I. Er geht in die Stille und fährt doch fort zu wirken.
II. Er stellt sich unter das Gesetz und wahrt doch seine Freiheit.
III. Er übt Strenge und lässt doch die Liebe walten.
I.
In dem Herrn geliebte Freunde! Der Herr geht in die Stille. Und es ist nicht dies eine Mal, dass er die Stille sucht. Kurz vor unserem Evangelium lesen wir, dass er vom See Genezareth abends auf einen Berg ging, um dort die ganze Nacht betend zu verbringen.
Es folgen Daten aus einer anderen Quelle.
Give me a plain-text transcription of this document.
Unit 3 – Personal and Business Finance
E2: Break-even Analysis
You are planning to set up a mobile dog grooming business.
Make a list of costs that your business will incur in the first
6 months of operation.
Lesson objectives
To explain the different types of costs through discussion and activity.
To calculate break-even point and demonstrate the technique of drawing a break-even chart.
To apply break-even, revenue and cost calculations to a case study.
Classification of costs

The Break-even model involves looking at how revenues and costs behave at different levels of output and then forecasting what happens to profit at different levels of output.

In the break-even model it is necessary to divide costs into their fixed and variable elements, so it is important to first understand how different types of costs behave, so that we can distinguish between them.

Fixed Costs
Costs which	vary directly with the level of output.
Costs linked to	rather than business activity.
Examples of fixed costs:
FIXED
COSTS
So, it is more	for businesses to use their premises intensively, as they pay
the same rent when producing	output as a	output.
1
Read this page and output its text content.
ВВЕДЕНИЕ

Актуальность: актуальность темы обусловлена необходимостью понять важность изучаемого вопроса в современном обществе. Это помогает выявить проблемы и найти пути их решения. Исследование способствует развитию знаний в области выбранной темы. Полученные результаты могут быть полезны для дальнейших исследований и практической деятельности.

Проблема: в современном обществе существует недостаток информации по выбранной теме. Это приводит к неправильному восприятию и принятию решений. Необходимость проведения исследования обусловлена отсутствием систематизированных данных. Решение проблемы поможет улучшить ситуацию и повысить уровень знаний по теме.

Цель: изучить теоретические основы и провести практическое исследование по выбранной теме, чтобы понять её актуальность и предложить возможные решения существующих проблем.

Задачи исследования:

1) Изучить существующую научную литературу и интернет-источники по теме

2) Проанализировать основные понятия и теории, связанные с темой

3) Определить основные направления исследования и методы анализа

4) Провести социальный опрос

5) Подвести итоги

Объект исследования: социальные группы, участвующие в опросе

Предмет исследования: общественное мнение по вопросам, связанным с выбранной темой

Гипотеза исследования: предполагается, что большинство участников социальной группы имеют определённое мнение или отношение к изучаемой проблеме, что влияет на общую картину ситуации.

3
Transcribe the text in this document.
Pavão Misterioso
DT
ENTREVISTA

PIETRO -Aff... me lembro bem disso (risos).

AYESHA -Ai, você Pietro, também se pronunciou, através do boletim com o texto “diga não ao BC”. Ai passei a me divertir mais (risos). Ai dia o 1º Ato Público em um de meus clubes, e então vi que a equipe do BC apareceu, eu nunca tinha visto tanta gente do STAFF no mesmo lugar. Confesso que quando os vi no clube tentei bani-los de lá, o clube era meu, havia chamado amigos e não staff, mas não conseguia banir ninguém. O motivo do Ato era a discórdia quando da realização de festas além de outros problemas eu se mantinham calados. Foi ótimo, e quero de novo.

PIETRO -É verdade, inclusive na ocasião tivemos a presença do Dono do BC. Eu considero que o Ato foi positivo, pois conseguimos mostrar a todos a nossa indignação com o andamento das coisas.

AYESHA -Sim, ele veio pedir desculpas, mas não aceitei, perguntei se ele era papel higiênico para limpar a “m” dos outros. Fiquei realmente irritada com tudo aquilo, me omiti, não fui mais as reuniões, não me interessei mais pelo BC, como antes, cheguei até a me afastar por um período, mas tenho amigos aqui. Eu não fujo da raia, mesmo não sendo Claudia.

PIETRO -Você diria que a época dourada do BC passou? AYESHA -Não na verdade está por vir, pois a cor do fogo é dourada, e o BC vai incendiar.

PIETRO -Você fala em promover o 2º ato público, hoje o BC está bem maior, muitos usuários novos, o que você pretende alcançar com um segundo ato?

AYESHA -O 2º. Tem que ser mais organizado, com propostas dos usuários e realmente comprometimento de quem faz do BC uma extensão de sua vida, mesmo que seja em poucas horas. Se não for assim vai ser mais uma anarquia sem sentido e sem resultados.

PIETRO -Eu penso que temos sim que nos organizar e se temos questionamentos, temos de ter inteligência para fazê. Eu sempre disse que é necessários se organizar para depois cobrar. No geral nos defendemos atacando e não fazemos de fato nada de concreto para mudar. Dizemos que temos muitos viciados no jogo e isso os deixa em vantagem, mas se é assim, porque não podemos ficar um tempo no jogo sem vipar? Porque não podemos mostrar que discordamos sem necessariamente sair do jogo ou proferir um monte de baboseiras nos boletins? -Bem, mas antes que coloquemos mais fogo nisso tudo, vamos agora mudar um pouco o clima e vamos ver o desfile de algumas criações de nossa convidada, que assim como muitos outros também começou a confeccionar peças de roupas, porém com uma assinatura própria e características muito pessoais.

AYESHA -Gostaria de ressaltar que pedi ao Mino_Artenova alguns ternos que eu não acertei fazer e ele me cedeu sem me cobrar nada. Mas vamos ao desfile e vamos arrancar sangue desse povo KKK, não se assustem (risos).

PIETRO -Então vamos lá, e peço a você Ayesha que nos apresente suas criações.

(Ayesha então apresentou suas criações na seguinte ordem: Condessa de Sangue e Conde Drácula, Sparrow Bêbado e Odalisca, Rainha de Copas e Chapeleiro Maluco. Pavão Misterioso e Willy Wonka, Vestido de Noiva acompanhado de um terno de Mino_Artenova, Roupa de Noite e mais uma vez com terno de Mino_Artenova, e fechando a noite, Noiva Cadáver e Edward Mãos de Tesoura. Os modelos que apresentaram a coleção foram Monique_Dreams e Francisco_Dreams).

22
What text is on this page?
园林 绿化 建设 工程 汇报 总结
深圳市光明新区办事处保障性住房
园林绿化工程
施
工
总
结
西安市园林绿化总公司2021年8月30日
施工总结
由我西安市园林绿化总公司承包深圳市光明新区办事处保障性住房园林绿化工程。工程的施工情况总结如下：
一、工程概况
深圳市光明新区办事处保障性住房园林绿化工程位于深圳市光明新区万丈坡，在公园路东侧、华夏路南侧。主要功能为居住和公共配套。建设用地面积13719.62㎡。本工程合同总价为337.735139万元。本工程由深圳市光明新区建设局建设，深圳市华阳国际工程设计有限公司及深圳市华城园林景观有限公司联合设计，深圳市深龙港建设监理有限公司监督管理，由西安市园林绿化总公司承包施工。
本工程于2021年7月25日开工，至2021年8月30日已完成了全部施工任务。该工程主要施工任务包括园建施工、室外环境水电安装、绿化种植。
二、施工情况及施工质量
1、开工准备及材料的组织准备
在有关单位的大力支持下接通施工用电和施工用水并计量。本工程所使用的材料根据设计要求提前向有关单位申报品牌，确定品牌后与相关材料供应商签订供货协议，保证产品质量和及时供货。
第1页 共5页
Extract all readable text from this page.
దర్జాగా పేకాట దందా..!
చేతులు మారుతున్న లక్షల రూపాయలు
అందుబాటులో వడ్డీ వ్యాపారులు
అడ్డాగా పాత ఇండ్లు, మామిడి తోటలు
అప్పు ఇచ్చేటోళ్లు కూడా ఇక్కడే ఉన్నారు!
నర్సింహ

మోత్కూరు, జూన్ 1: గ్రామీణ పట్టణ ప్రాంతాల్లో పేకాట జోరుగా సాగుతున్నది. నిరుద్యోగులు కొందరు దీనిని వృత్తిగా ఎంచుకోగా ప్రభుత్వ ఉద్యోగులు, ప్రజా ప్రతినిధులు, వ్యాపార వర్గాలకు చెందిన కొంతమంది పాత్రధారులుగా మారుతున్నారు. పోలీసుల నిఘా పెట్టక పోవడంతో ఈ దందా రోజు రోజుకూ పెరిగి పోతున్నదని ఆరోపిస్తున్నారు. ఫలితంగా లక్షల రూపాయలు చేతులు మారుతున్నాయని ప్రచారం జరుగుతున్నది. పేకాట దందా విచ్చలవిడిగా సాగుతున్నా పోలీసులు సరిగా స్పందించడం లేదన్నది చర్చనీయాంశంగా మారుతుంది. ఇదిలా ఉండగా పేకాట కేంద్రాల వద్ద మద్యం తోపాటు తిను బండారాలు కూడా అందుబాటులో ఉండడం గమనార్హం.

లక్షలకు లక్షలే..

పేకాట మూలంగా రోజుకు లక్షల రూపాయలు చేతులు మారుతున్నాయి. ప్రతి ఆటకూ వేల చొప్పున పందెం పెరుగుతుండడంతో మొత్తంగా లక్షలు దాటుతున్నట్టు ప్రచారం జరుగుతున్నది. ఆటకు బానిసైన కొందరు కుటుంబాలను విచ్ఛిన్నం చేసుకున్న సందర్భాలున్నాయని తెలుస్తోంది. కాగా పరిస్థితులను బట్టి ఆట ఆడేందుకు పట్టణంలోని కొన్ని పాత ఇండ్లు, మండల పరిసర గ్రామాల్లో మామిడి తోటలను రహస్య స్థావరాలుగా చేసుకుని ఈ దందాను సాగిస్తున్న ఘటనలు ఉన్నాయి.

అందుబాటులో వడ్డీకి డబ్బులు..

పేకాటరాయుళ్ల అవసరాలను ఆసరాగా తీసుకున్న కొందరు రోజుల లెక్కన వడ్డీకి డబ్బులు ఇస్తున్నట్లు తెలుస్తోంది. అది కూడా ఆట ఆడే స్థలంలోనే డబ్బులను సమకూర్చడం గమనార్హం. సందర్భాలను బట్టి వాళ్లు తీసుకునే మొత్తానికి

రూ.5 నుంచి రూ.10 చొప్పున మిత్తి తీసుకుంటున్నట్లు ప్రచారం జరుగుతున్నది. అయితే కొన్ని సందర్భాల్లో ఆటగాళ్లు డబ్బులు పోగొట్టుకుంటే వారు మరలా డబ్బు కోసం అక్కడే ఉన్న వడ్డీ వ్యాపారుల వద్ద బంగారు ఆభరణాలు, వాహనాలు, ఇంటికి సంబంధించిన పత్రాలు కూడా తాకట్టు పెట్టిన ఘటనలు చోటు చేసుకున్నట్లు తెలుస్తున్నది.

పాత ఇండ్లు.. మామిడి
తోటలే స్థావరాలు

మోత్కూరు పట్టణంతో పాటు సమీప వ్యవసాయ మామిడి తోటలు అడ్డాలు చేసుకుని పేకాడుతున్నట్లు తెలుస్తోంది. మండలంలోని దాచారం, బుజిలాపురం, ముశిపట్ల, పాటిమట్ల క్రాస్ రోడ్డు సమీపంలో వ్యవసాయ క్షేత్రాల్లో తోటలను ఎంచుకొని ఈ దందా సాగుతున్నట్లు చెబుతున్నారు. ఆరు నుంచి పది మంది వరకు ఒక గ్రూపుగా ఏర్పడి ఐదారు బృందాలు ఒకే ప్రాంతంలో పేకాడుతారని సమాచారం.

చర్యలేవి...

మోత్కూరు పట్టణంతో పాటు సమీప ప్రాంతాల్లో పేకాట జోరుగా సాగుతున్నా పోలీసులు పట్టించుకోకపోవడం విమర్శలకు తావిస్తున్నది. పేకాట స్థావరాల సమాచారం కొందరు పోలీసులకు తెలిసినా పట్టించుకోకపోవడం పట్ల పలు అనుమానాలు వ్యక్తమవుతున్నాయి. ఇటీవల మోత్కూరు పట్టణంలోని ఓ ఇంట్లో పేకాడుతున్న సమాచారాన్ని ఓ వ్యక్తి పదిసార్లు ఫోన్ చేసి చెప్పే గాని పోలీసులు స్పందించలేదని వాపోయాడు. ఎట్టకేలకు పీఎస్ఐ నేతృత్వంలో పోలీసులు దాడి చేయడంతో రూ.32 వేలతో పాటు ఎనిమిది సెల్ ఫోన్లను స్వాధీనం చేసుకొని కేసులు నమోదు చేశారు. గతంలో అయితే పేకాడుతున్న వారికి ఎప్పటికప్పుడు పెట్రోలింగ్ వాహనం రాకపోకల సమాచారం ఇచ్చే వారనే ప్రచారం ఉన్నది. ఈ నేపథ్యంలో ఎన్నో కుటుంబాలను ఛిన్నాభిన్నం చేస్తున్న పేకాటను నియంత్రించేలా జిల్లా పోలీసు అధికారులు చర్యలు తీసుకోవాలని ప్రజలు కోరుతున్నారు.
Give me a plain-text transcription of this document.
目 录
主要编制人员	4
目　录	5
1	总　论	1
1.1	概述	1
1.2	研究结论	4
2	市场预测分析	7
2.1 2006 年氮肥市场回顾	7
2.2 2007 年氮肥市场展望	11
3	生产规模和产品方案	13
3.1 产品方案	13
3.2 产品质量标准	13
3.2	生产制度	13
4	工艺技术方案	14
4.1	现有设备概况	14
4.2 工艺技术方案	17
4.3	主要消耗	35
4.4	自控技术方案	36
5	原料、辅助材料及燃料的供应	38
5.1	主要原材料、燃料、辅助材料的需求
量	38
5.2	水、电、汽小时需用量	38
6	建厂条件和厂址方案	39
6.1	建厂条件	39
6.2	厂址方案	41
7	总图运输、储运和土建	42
Wie er dort auf dem Berg in stiller Nacht allein sein wollte mit seinem Vater, sein Herz Ihm auszuschütten in Dank und Bitte und aus der Liebesgemeinschaft mit dem Vater neue Lichtkräfte zu empfangen zur Vollführung seines Werkes - so entweicht er nun ins phönizische Land, doch nicht allein, sondern mit seinen Jüngern, und gewiss dürfen wir voraussetzen, dass er dort, wo sein Name weniger bekannt und ein geringerer Zulauf des Volkes zu erwarten war, gerade seinen Jüngern, seiner geistlichen Familie sich besonders widmen, dass er sich stärken und erfrischen wollte an ihrer Liebe, während die Feindschaft gegen ihn ihr Haupt erhob, und dass er ihre Liebe in trautem Zwiegespräch stärken und vertiefen wollte, damit sie besser Stand halte als die oberflächliche Begeisterung des Volks, deren Zusammenbruch er voraussah. Und wahrlich, wenn so dem Herrn, zwischen das öffentliche Wirken hinein, die Stille Bedürfnis war, um mit seinem Vater und seinen Lieben allein zu sein, wie vielmehr muss sie uns Bedürfnis werden, uns, denen das tägliche Leben mit seinen Sorgen und Zerstreuungen, seinen Aufregungen und Enttäuschungen, bei unsrem geringen Maß von Kraft so leicht eine körperliche und geistige Ermüdung bringt, die Jesu fremd blieb, denen es bei unsrer Sündhaftigkeit so viel Fallstricke, so viel Versuchungen bringt, für die sein reines Herz unzugänglich war. So ist es denn für uns doppeltes Bedürfnis, in der Stille des Kämmerleins allein zu sein mit unsrem Gott und Heiland und von ihm zu erflehen Vergebung der Sünden und heiligen Geist; so tut es uns dringend not, in der Stille des Hauses allein zu sein mit den Unsern und in ihrem Kreis die reinsten Triebe zu entfalten und die reinsten Bande fest zu knüpfen.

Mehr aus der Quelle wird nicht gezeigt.